Ok if your going to cop out of an explanation. You can not run code compilied for windows on a linux system, not natively anyway forget Wine, VMware etc. And while your coming the almighty, how about getting the OP to explain exactly what he meant because his post was meaningless.
What I mean is that I installed Open Office, which runs under Linux, then tried to run some MS Office apps that I had on file. The Open Office Apps did not interpret the MS Office apps correctly even though Open Office said that both were compatable.
In particular, MS Power Point presentations turned up in totally different colours in the Open Office equivalent.
I think the problem was your incorrect terminology; Word, etc. are applications. The files are just...files! That's why people had trouble understanding.
What you observed is what I said; 100% compatibility just isn't there; M$ do their best to ensure that.
On Fri, 21 Jul 2006 17:24:33 +0100, Bob Eager wrote (in article ):
That's why I opted for a MacBook Pro for my business use machine - this is one of the new dual core Intel based machines.
It gives me a number of options:
- Mac OS X, which is a Unix-based environment (a BSD derivative I believe). There is a version of MS Office with the main applications - even Outlook if you must. It will correctly interchange Word, PPT and Excel documents with Windows versions - even when complex facilities are used.
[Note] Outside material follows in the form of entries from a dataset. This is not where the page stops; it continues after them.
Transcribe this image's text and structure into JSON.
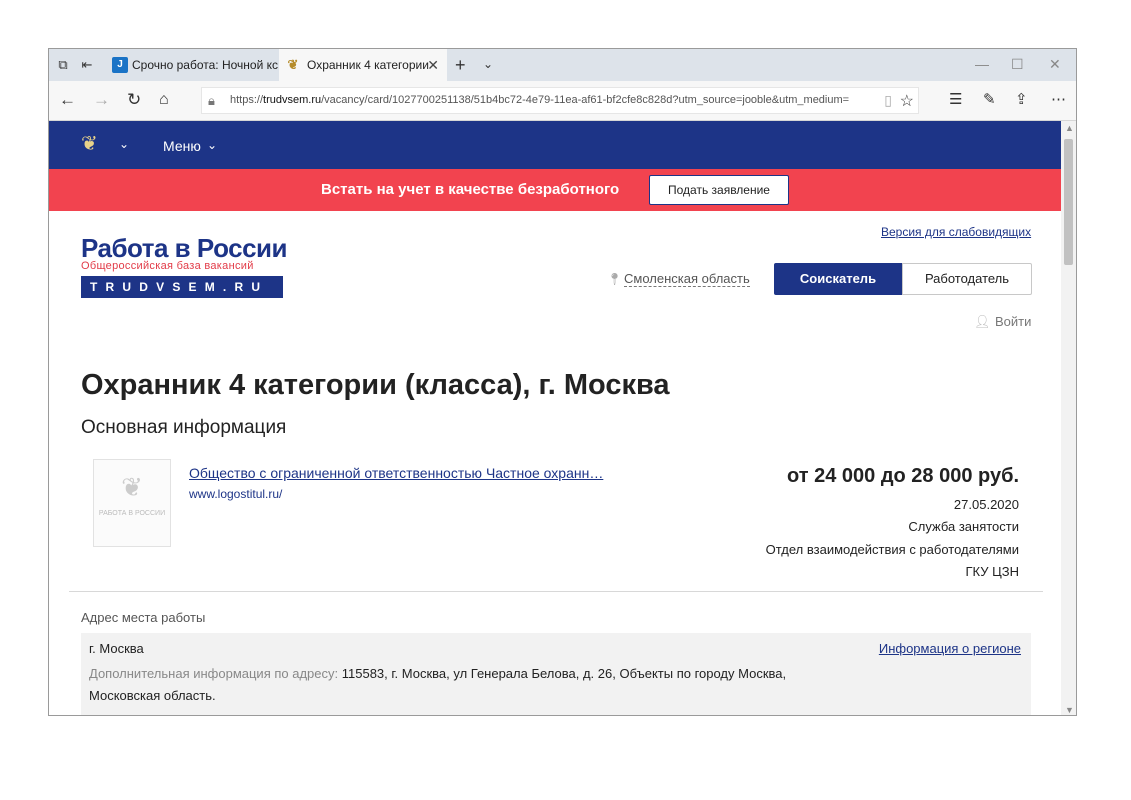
{
  "browser": {
    "tabs": [
      {
        "label": "Срочно работа: Ночной кс",
        "favicon": "J"
      },
      {
        "label": "Охранник 4 категории",
        "favicon": "emblem"
      }
    ],
    "url_prefix": "https://",
    "url_host": "trudvsem.ru",
    "url_path": "/vacancy/card/1027700251138/51b4bc72-4e79-11ea-af61-bf2cfe8c828d?utm_source=jooble&utm_medium="
  },
  "site": {
    "menu_label": "Меню",
    "banner_text": "Встать на учет в качестве безработного",
    "banner_button": "Подать заявление",
    "logo_title": "Работа в России",
    "logo_subtitle": "Общероссийская база вакансий",
    "logo_domain": "TRUDVSEM.RU",
    "a11y_link": "Версия для слабовидящих",
    "region": "Смоленская область",
    "role_seeker": "Соискатель",
    "role_employer": "Работодатель",
    "login": "Войти"
  },
  "vacancy": {
    "title": "Охранник 4 категории (класса), г. Москва",
    "section_title": "Основная информация",
    "company_logo_caption": "РАБОТА В РОССИИ",
    "company_name": "Общество с ограниченной ответственностью Частное охранн…",
    "company_site": "www.logostitul.ru/",
    "salary": "от 24 000 до 28 000 руб.",
    "date": "27.05.2020",
    "source_1": "Служба занятости",
    "source_2": "Отдел взаимодействия с работодателями",
    "source_3": "ГКУ ЦЗН",
    "address_label": "Адрес места работы",
    "address_city": "г. Москва",
    "address_more_label": "Дополнительная информация по адресу:",
    "address_more_value": "115583, г. Москва, ул Генерала Белова, д. 26, Объекты по городу Москва, Московская область.",
    "region_info_link": "Информация о регионе"
  },
  "colors": {
    "primary": "#1d3487",
    "banner": "#f2434f",
    "logo_red": "#e23b48"
  }
}
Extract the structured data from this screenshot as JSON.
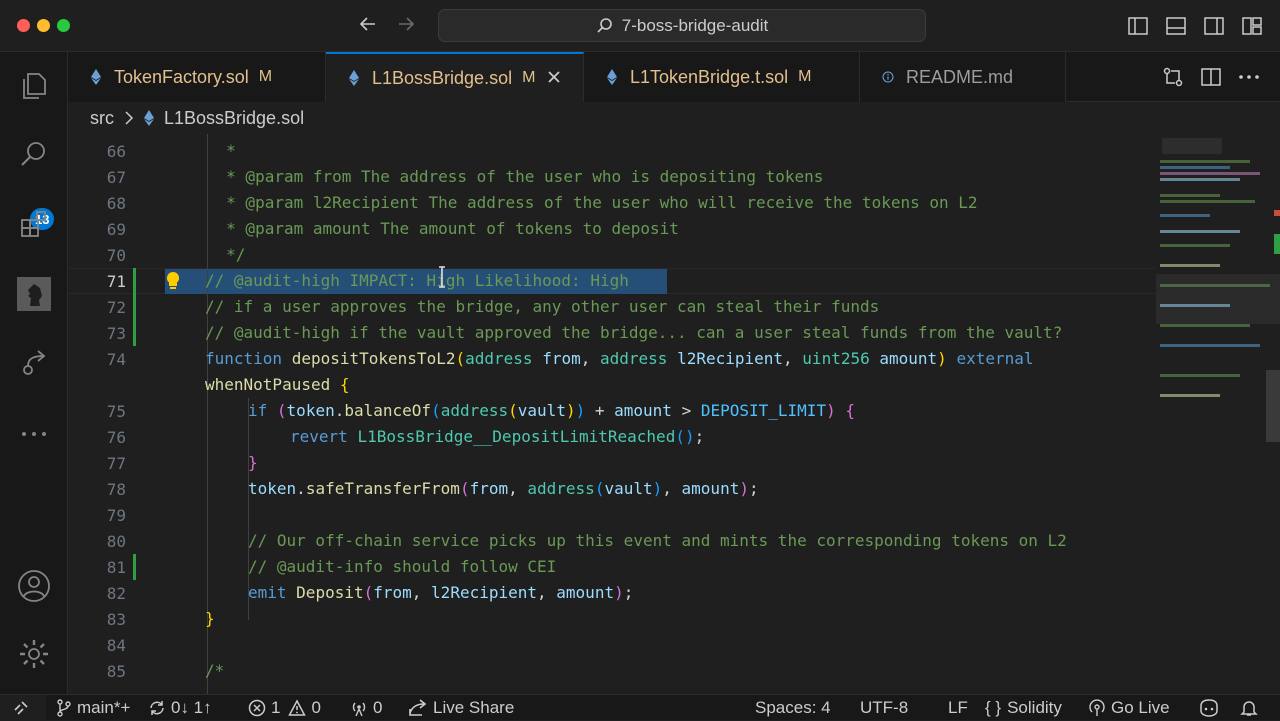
{
  "window": {
    "search_text": "7-boss-bridge-audit",
    "back_icon": "arrow-left-icon",
    "forward_icon": "arrow-right-icon"
  },
  "activity_bar": {
    "search_badge": "13",
    "items": [
      "explorer-icon",
      "search-icon",
      "extensions-icon",
      "avatar-icon",
      "remote-icon",
      "more-icon",
      "account-icon",
      "settings-gear-icon"
    ]
  },
  "tabs": [
    {
      "name": "TokenFactory.sol",
      "status": "M",
      "icon": "ethereum-icon"
    },
    {
      "name": "L1BossBridge.sol",
      "status": "M",
      "icon": "ethereum-icon",
      "active": true
    },
    {
      "name": "L1TokenBridge.t.sol",
      "status": "M",
      "icon": "ethereum-icon"
    },
    {
      "name": "README.md",
      "status": "",
      "icon": "info-icon"
    }
  ],
  "breadcrumb": {
    "folder": "src",
    "file": "L1BossBridge.sol"
  },
  "editor": {
    "line_numbers": [
      "66",
      "67",
      "68",
      "69",
      "70",
      "71",
      "72",
      "73",
      "74",
      "",
      "75",
      "76",
      "77",
      "78",
      "79",
      "80",
      "81",
      "82",
      "83",
      "84",
      "85"
    ],
    "current_line": "71",
    "lines": {
      "l66": "     *",
      "l67": "     * @param from The address of the user who is depositing tokens",
      "l68": "     * @param l2Recipient The address of the user who will receive the tokens on L2",
      "l69": "     * @param amount The amount of tokens to deposit",
      "l70": "     */",
      "l71": "// @audit-high IMPACT: High Likelihood: High",
      "l72": "// if a user approves the bridge, any other user can steal their funds",
      "l73": "// @audit-high if the vault approved the bridge... can a user steal funds from the vault?",
      "l74_kw": "function",
      "l74_fn": "depositTokensToL2",
      "l74_p1": "address",
      "l74_v1": "from",
      "l74_p2": "address",
      "l74_v2": "l2Recipient",
      "l74_p3": "uint256",
      "l74_v3": "amount",
      "l74_ext": "external",
      "l74b_mod": "whenNotPaused",
      "l75_if": "if",
      "l75_tok": "token",
      "l75_bal": "balanceOf",
      "l75_addr": "address",
      "l75_vault": "vault",
      "l75_amt": "amount",
      "l75_const": "DEPOSIT_LIMIT",
      "l76_rev": "revert",
      "l76_err": "L1BossBridge__DepositLimitReached",
      "l78_tok": "token",
      "l78_fn": "safeTransferFrom",
      "l78_from": "from",
      "l78_addr": "address",
      "l78_vault": "vault",
      "l78_amt": "amount",
      "l80": "// Our off-chain service picks up this event and mints the corresponding tokens on L2",
      "l81": "// @audit-info should follow CEI",
      "l82_emit": "emit",
      "l82_ev": "Deposit",
      "l82_from": "from",
      "l82_rec": "l2Recipient",
      "l82_amt": "amount",
      "l85": "/*"
    }
  },
  "status_bar": {
    "branch": "main*+",
    "sync": "0↓ 1↑",
    "errors": "1",
    "warnings": "0",
    "ports": "0",
    "live_share": "Live Share",
    "spaces": "Spaces: 4",
    "encoding": "UTF-8",
    "eol": "LF",
    "language": "Solidity",
    "go_live": "Go Live"
  },
  "colors": {
    "accent": "#0078d4",
    "modified": "#e2c08d",
    "comment": "#6a9955",
    "keyword": "#569cd6",
    "function": "#dcdcaa"
  }
}
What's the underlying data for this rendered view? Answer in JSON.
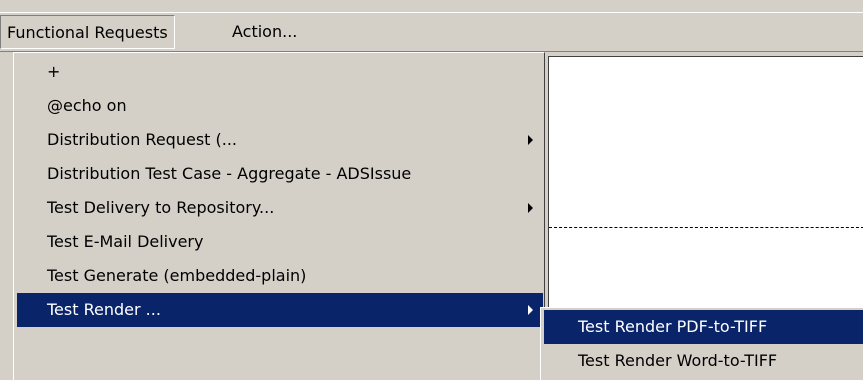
{
  "menubar": {
    "items": [
      {
        "label": "Functional Requests"
      },
      {
        "label": "Action..."
      }
    ]
  },
  "dropdown": {
    "items": [
      {
        "label": "+",
        "has_submenu": false
      },
      {
        "label": "@echo on",
        "has_submenu": false
      },
      {
        "label": "Distribution Request (...",
        "has_submenu": true
      },
      {
        "label": "Distribution Test Case - Aggregate - ADSIssue",
        "has_submenu": false
      },
      {
        "label": "Test Delivery to Repository...",
        "has_submenu": true
      },
      {
        "label": "Test E-Mail Delivery",
        "has_submenu": false
      },
      {
        "label": "Test Generate (embedded-plain)",
        "has_submenu": false
      },
      {
        "label": "Test Render ...",
        "has_submenu": true,
        "highlighted": true
      }
    ]
  },
  "submenu": {
    "items": [
      {
        "label": "Test Render PDF-to-TIFF",
        "highlighted": true
      },
      {
        "label": "Test Render Word-to-TIFF"
      }
    ]
  },
  "colors": {
    "menu_bg": "#d4d0c8",
    "highlight_bg": "#0a246a",
    "highlight_text": "#ffffff"
  }
}
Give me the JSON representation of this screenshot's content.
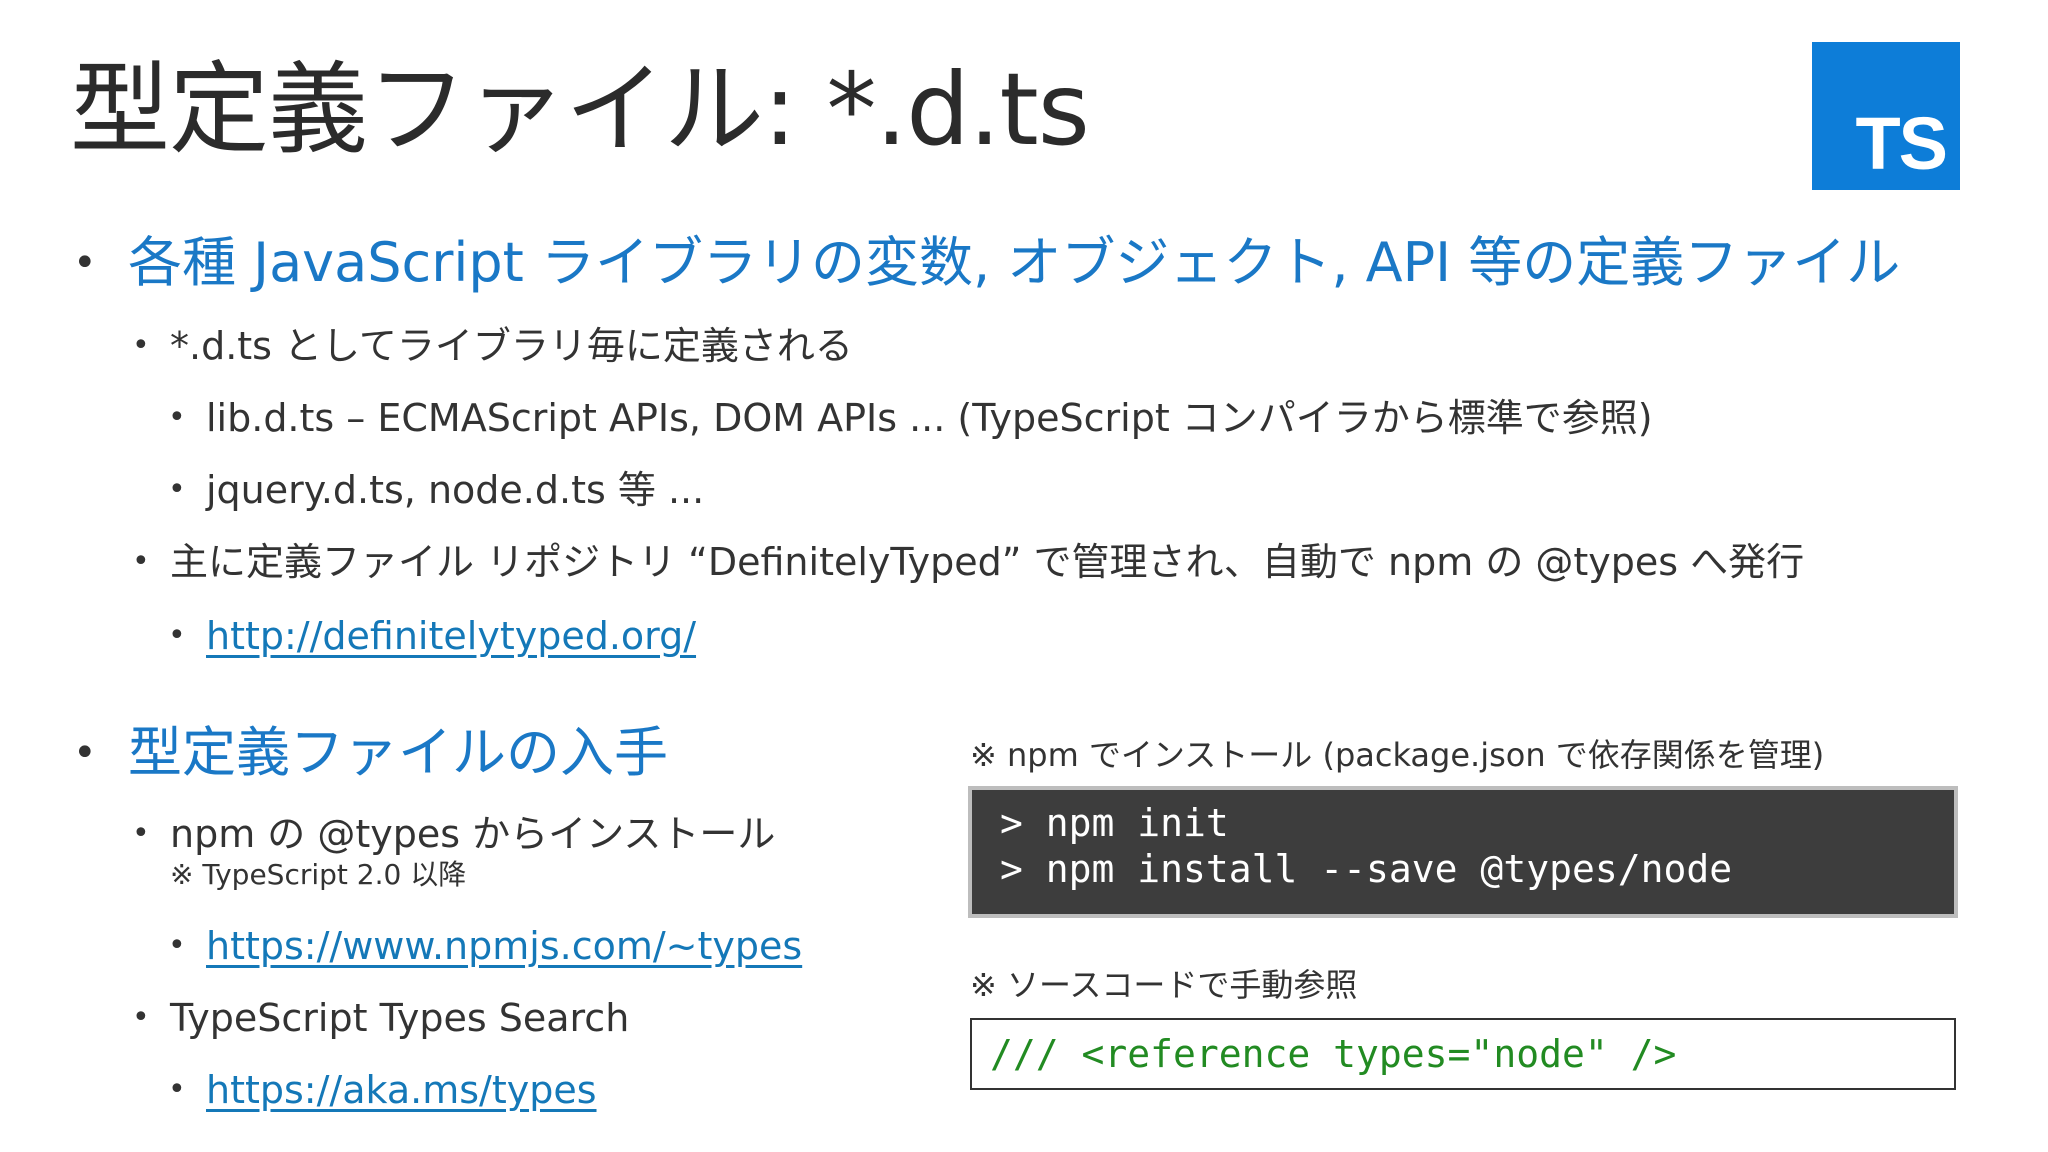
{
  "title": "型定義ファイル: *.d.ts",
  "logo": {
    "text": "TS",
    "bg": "#0d7dd8"
  },
  "section1": {
    "heading": "各種 JavaScript ライブラリの変数, オブジェクト, API 等の定義ファイル",
    "items": [
      "*.d.ts としてライブラリ毎に定義される",
      "lib.d.ts – ECMAScript APIs, DOM APIs ... (TypeScript コンパイラから標準で参照)",
      "jquery.d.ts, node.d.ts 等 ...",
      "主に定義ファイル リポジトリ “DefinitelyTyped” で管理され、自動で npm の @types へ発行",
      "http://definitelytyped.org/"
    ]
  },
  "section2": {
    "heading": "型定義ファイルの入手",
    "npm_item": "npm の @types からインストール",
    "npm_note": "※ TypeScript 2.0 以降",
    "npm_link": "https://www.npmjs.com/~types",
    "search_item": "TypeScript Types Search",
    "search_link": "https://aka.ms/types"
  },
  "install_note": "※ npm でインストール (package.json で依存関係を管理)",
  "install_code": [
    "> npm init",
    "> npm install --save @types/node"
  ],
  "manual_note": "※ ソースコードで手動参照",
  "manual_code": "/// <reference types=\"node\" />",
  "colors": {
    "heading": "#1a78c6",
    "link": "#1478b8",
    "code_bg": "#3d3d3d",
    "code_green": "#228b22"
  }
}
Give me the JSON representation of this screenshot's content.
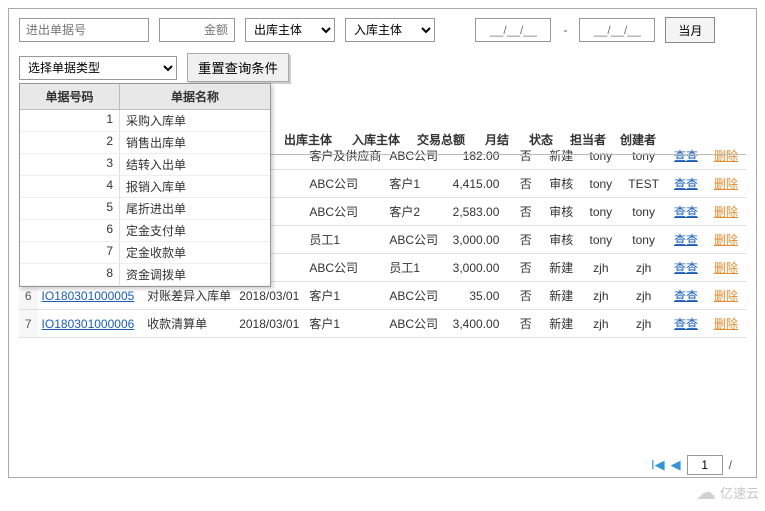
{
  "filters": {
    "doc_no_placeholder": "进出单据号",
    "amount_placeholder": "金额",
    "out_subject_placeholder": "出库主体",
    "in_subject_placeholder": "入库主体",
    "date_placeholder": "__/__/__",
    "current_month_label": "当月",
    "doc_type_placeholder": "选择单据类型",
    "reset_label": "重置查询条件"
  },
  "dropdown": {
    "col_num": "单据号码",
    "col_name": "单据名称",
    "items": [
      {
        "n": "1",
        "name": "采购入库单"
      },
      {
        "n": "2",
        "name": "销售出库单"
      },
      {
        "n": "3",
        "name": "结转入出单"
      },
      {
        "n": "4",
        "name": "报销入库单"
      },
      {
        "n": "5",
        "name": "尾折进出单"
      },
      {
        "n": "6",
        "name": "定金支付单"
      },
      {
        "n": "7",
        "name": "定金收款单"
      },
      {
        "n": "8",
        "name": "资金调拨单"
      }
    ]
  },
  "table": {
    "headers": {
      "out_subject": "出库主体",
      "in_subject": "入库主体",
      "amount": "交易总额",
      "month": "月结",
      "status": "状态",
      "owner": "担当者",
      "creator": "创建者"
    },
    "edit_label": "查查",
    "del_label": "删除",
    "rows": [
      {
        "rn": "",
        "doc": "",
        "type": "",
        "date": "",
        "out": "客户及供应商",
        "in": "ABC公司",
        "amt": "182.00",
        "mon": "否",
        "st": "新建",
        "own": "tony",
        "cr": "tony"
      },
      {
        "rn": "",
        "doc": "",
        "type": "",
        "date": "",
        "out": "ABC公司",
        "in": "客户1",
        "amt": "4,415.00",
        "mon": "否",
        "st": "审核",
        "own": "tony",
        "cr": "TEST"
      },
      {
        "rn": "",
        "doc": "",
        "type": "",
        "date": "",
        "out": "ABC公司",
        "in": "客户2",
        "amt": "2,583.00",
        "mon": "否",
        "st": "审核",
        "own": "tony",
        "cr": "tony"
      },
      {
        "rn": "",
        "doc": "",
        "type": "",
        "date": "",
        "out": "员工1",
        "in": "ABC公司",
        "amt": "3,000.00",
        "mon": "否",
        "st": "审核",
        "own": "tony",
        "cr": "tony"
      },
      {
        "rn": "",
        "doc": "",
        "type": "",
        "date": "",
        "out": "ABC公司",
        "in": "员工1",
        "amt": "3,000.00",
        "mon": "否",
        "st": "新建",
        "own": "zjh",
        "cr": "zjh"
      },
      {
        "rn": "6",
        "doc": "IO180301000005",
        "type": "对账差异入库单",
        "date": "2018/03/01",
        "out": "客户1",
        "in": "ABC公司",
        "amt": "35.00",
        "mon": "否",
        "st": "新建",
        "own": "zjh",
        "cr": "zjh"
      },
      {
        "rn": "7",
        "doc": "IO180301000006",
        "type": "收款清算单",
        "date": "2018/03/01",
        "out": "客户1",
        "in": "ABC公司",
        "amt": "3,400.00",
        "mon": "否",
        "st": "新建",
        "own": "zjh",
        "cr": "zjh"
      }
    ]
  },
  "pager": {
    "page": "1",
    "slash": "/"
  },
  "watermark": "亿速云"
}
- There are Mac applications for virtually everything I need to do and one also has development environment including X11. CLI access gives everything the seasoned Unix user knows and loves.
- There is a VM environment (Parallels) which is similar in concept to VMWare but seems to be a lot more efficient. I have a couple of things that I need to run with XP so I keep a very minimal XP VM for this plus a backup of a pristine copy. When the VM inevitably gets broken (because it is from MS) then I just make a copy and I am running again in a few seconds. It will also run Linux as a VM if I wanted.
- There is a dual boot environment (Bootcamp) which allows a choice of Mac OS X, XP, .... at boot time as one can do on a PC. In effect I can have XP running natively if I wanted.
For other purposes, I tend to run Linux or FreeBSD machines, but these are for cases where there is no need to have much change to the environment - i.e. servers, firewalls etc. I don't want to spend a lot of time applying patches and updates.
right click on the desktop and select properties select the appearance tab set up windows classic style, windows standard in the dropdowns click the effects button untick the "use the following transition effect..." untick "use shadows"
Yes, FreeBSD. I just run the real thing...I know BSD best!
So it should, since M$ provide it.
But one relies on Apple for updates...
I understood that Parallels was coming to a dead end.
Apart from anything else, the technology behind it is outdated by the newer Intel chips, which provide a much, much more efficient way of doing the same thing. I've been moaning about this for years (basic design flaws dating back to the 386) and it seems they've finally fixed it.
I just have separate machines!
I do the same, except with BSD; it's a much more mature system.